The product of Step 3: Analyzing Data (3.), the outcomes set, is a treasure trove of information that captures your library's/program's contribution to participants and the life of the community. Throughout the process, you examined the contextual factors that give rise to outcomes - the library and its service model and activities, the clientele and staff contributions -- to achieve not only evidence of impact, but also, and as important, valuable intelligence from customers and staff about the nature and the results of the library's service(s).

Step 4: Maximizing Results encourages librarians to digest this intelligence and to apply lessons learned as strategically as possible. After all, outcomes evaluation stands as an key investment opportunity for the institution from which to reap the range of benefits discussed in our introduction, including improved marketing, accountability, enhanced services and/or program, and resource (re)allocation.

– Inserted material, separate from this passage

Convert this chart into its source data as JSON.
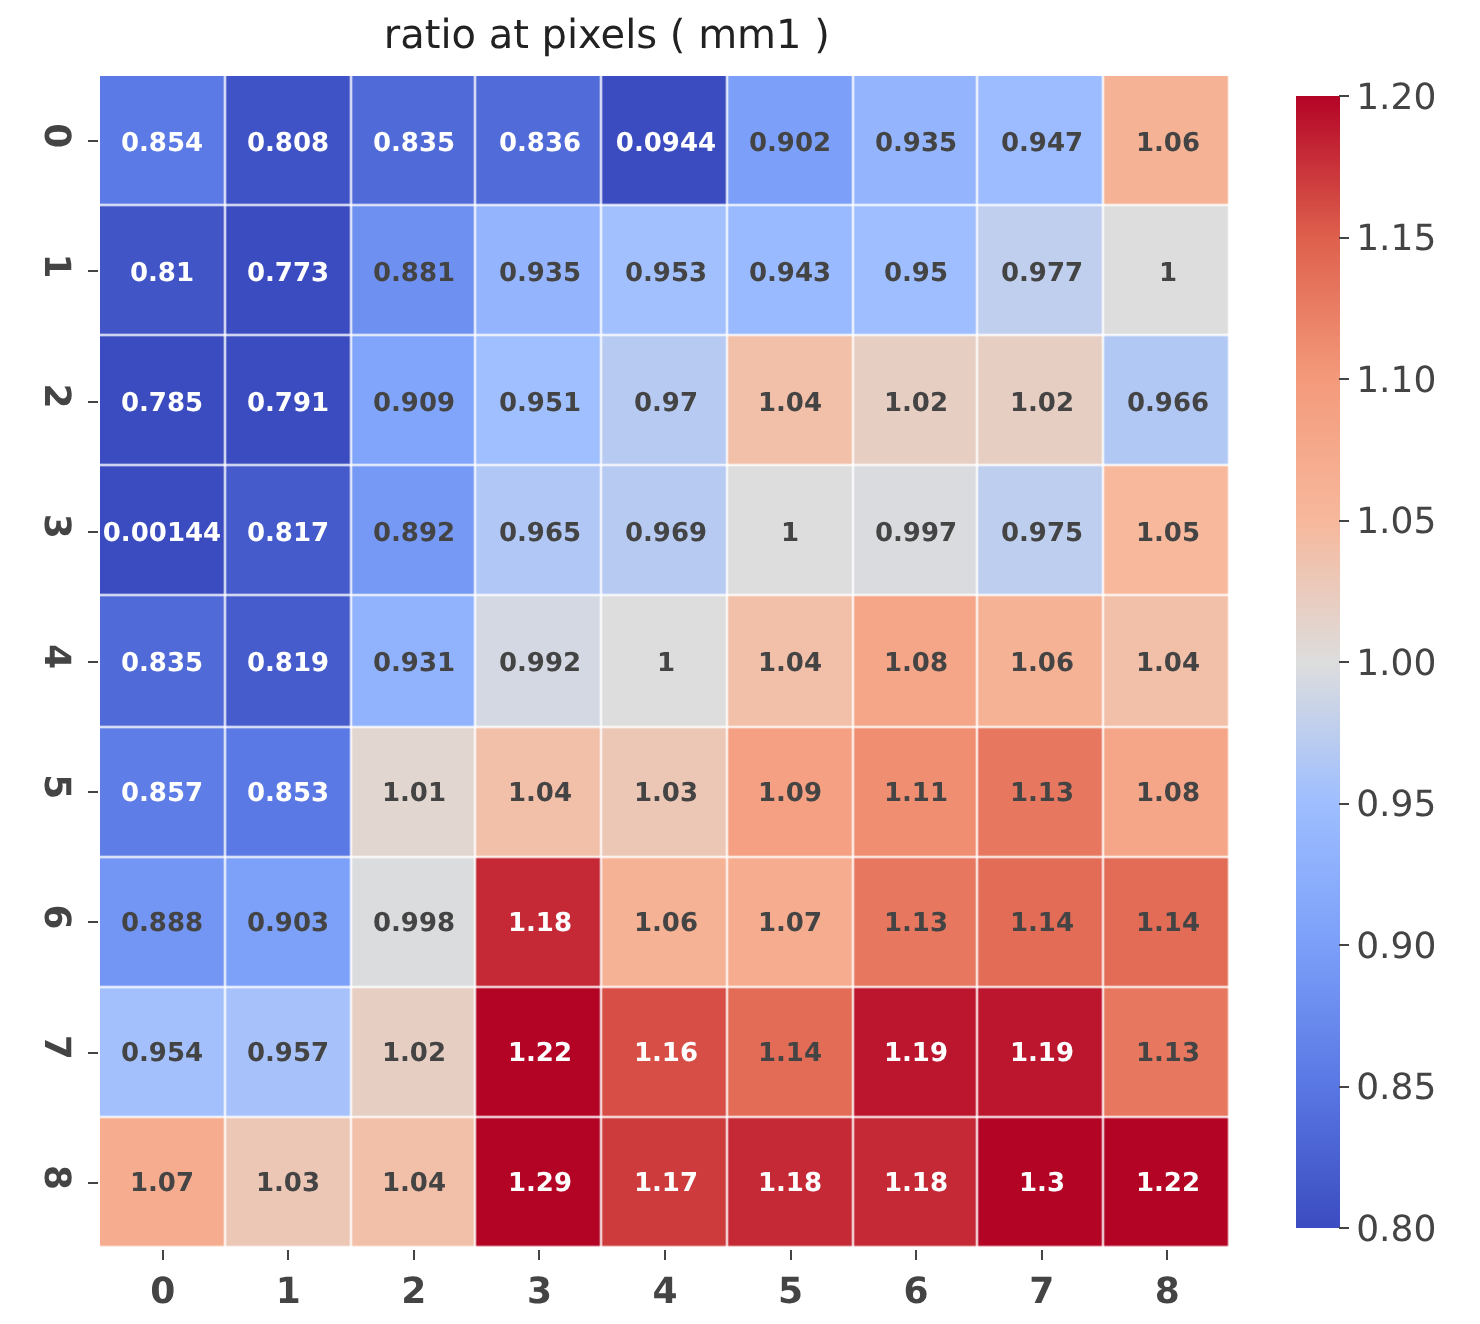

Whereas Steps 1-3 were designed to guide you through the outcomes evaluation process, Step 4 helps you leverage your findings for external and internal review. In outcomes you find core messages about the library - what it does right and where it can make improvements -- that can verify and/or inform librarians' predictions and intuition and do the same for the community they serve. The outcomes set derived through outcome-based evaluation encapsulates knowledge of the positive and negative impacts the library makes on community life, which may differ or corroborate the kinds of impact(s) expected by library management and staff. Outcomes will equip you to step outside the library with marketing programs or campaigns for a wide range of stakeholders. At the same time, you can take outcomes intelligence back to the planning table to ponder "What does this say about the service?" Did our strategies and activities achieve our goals or not? Did we produce benefits we did not intend to? How did we do it? How can we do it better?"